The guy on the roof had disappeared, probably inside someplace or under something. If we ever had to take a run at the place it might be good to wait till it rained. Nothing happened. No one moved. Time trudged past me very slowly. I started to make a list of all the women I'd slept with in my life, trying to remember all the circumstances. I wondered if it was disloyal to Susan, and found myself thinking about whether it was or not, rather than with whom I had done what. Maybe she thought about the people she'd slept with.

How did I feel? I decided I didn't mind, unless she thought of them with longing. So I went back to remembering my sex life, but I was careful not to long for anyone. The rain was harder now, too hard for intermittent. I changed it. I looked at my watch. Chollo had been in there for forty minutes.

I thought about Brenda Loring. She was a nice woman. She had great thighs. I liked her. But I loved Susan. Through the clear wiper arc on the windshield I saw Chollo come out of the tenement and walk toward the car. He seemed to be in no hurry. But he would look like he wasn't in a hurry if he was being chased by a bull. I glanced at my watch again. An hour and five minutes.

Chollo got in the car and closed the door behind him.

"How'd it go?" I said.

Chollo grinned.

"Luis embraced me when I left."

"How sweet," I said.

"You cold gringos don't understand us hot-blooded Latinos," Chollo said.

"You want to wait for your blood to cool," I said, "before you fill me in?"

"Lunch," Chollo said. "First I need lunch."

"Maybe I can find a Jack in the Box," I said.

"My native cuisine," Chollo said. "How thoughtful."

I turned on the headlights and put the car in gear and we drove away.

Images of herself tied to the chair were added to the other images on the monitors that glowed soundlessly in the dim room.

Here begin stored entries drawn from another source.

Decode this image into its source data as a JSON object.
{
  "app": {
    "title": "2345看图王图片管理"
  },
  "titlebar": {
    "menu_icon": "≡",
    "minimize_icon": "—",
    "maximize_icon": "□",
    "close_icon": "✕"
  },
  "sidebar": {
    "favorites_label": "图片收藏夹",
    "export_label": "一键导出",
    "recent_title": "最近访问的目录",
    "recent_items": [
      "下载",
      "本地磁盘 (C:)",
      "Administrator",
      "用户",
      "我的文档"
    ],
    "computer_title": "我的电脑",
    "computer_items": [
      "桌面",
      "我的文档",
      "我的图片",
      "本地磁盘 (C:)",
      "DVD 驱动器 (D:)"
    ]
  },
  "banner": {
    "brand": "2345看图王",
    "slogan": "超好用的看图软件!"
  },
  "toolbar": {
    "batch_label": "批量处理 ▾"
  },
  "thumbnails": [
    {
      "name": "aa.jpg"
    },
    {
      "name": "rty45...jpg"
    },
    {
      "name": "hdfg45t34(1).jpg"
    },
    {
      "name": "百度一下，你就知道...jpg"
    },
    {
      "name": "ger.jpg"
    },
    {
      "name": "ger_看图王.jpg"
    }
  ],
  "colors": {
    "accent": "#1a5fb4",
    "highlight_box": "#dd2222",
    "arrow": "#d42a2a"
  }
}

He had come in with his video camera and videotaped before he cut her loose.

"It is business, querida. I am sorry it had to be this way. But I cannot trust you yet not to be crazy. Let me get some skin cream for you, where the tape was."

I can control myself, she thought. If I can do that, I can do anything.

"Who was here?" she said.

"There were important people here, Angela, they have sought me out. They want me to help them here with their business. They admire me. But why should you think about business? Your beautiful head should be thinking beautiful thoughts."

"So why didn't you want them to know about me? What are you afraid of, if they are such good friends of yours?"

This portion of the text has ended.